Mijn moeder, geboren in 1909, lag in een rijk wiegje. Zij had schoentjes en wit gesteven jurkjes met broderie. Pijpenkrullen en een heuse pop en wagen. In haar jeugd kostten een paar klompen 15 cent en een brood 20 cent. (Even omrekenen naar 2009 levert een vreemde uitkomst op: een paar klompen nu, voor het gemak, 15 euro, dan zou ons dagelijks halfje bruin en zonnepitwit nu rond de 20 euro schommelen. Pikant.) Later, toen haar familie de aandelen zag verdwijnen onder het gedender en gedonder van de Russische Spoorwegen werd een brood ook voor hen schier onbetaalbaar.
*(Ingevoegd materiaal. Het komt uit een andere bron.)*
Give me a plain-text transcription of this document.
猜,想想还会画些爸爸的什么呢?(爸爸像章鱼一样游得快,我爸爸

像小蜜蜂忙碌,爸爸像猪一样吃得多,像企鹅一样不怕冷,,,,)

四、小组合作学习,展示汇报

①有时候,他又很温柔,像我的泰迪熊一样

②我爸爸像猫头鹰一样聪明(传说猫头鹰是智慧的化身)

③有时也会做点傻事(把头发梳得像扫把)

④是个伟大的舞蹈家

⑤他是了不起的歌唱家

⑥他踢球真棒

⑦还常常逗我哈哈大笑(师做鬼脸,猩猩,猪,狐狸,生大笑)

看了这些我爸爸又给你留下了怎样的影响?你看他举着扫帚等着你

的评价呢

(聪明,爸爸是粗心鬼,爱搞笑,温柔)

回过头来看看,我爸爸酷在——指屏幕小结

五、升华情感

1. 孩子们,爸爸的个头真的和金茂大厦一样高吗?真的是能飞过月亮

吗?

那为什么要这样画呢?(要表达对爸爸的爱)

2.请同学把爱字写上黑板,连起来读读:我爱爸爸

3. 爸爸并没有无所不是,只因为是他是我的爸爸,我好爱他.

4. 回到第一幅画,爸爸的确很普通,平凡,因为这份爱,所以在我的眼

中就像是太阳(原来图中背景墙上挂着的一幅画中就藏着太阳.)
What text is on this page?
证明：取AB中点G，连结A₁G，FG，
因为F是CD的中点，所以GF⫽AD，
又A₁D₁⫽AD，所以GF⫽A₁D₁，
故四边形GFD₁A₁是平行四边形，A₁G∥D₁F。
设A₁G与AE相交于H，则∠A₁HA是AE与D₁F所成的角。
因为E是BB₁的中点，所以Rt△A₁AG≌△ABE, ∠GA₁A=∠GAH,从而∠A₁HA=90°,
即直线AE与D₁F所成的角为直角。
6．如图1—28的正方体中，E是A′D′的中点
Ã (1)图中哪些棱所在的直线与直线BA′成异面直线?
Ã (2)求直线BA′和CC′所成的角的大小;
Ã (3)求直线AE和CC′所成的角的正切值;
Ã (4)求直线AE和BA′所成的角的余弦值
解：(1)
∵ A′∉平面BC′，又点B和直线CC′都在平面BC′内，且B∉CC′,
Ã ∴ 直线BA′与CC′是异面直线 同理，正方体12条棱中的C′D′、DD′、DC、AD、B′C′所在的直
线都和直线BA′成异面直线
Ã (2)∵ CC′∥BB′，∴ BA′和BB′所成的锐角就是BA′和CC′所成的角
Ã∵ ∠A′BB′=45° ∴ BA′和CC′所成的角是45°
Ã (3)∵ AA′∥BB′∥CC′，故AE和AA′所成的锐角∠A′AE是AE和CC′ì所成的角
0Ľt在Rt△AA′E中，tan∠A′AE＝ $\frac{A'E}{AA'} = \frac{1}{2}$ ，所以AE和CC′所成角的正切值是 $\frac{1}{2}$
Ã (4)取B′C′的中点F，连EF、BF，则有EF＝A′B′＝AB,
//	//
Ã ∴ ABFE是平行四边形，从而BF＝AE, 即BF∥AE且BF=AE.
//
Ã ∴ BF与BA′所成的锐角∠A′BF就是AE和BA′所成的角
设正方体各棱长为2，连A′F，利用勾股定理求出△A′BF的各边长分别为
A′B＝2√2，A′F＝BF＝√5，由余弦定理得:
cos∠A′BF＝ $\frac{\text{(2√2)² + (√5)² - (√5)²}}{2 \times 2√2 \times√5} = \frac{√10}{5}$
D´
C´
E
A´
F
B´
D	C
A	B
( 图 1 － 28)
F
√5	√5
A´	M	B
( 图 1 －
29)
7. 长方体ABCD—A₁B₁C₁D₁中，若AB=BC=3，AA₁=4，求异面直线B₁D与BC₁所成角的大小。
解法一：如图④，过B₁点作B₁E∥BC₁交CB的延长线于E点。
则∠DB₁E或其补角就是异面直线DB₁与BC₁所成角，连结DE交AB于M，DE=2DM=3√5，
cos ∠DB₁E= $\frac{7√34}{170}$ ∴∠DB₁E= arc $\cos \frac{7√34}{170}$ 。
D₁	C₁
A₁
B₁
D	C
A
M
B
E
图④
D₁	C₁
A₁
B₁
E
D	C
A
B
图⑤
De pop en wagen gingen de kast in, en de broderiemouwen moesten worden opgestroopt. Een pragmatische grondslag die ons, heden ten dage, alle acht nog kenmerkt. Aan de slag, doorzetten en overwinnen.
Mijn moeder, geboren in 1909, was even oud als Juliana. Trots liet zo ons zien, dat vrouwen aan het roer, met de koningin als voorbeeld, waardering konden oogstten.
Mijn moeder, geboren in 1909, was fan, avant la lettre, van de schaatssport. Nu weet ik wellicht waarom. In haar geboortejaar werd de eerste elfstedentocht gereden. Nog geen gekte in dat jaar, het leek meer op een reizend gezelschap op het ijs. Hijlkema, de voorzitter, gaf raad aan 48 met kranten gevulde gebreide truien: “Doe vooral in het begin rustig aan, want wie het eerst in Dokkun is, zou wel eens het laatst in Stavoren kunnen zijn”. Zijn profetische woorden werden bewaarheid.
Ook bracht haar geboortedorp, Ter Aar, enkele grote namen voort. Soms waren we in de verte familie van hen, zo leek het wel.
In mijn jeugd was er een strenge code voor huiswerk, eten en slapen gaan. Maar na enkele vriezige nachten veranderden de regels en kwam de grote doos van zolder, vol met doorlopers, gewikkeld in een oude doek, potjes vet en een slijpsteentje. Als je het trof mocht je nieuwe oranje banden kopen, verder pasten we altijd wel een schaats! Vertopt in een dikke sjaal en achter een keukenstoel op de sloot hadden we pret. Het klokje van gehoorzaamheid sloeg pas als de straatlantarens aanfloepten. Met rode konen achter een stapel avondboterhammen en met een hoofd vol verwachting naar bed. Hoopvol en dromend van nog een strenge nacht.
Mijn moeder, geboren in 1909, was ondernemend. Alhoewel haar wereld in het kleine dorp beperkt leek, gaf zij ons een bredere kijk op het leven mee dan menig andere opvoedster uit die tijd. Gebonden aan de moraal in de tijdspanne en situatie waarin zij leefde, kenmerkte zij zich niettemin als een visionair.
Mijn moeder, na 100 jaar, zou ons vandaag herkennen op de basis van onze familiestreepjescode, wij onderscheiden ons nog steeds…

Willie

8 maart 2009

This entry was posted in Familie. Bookmark the permalink.

Comments are closed.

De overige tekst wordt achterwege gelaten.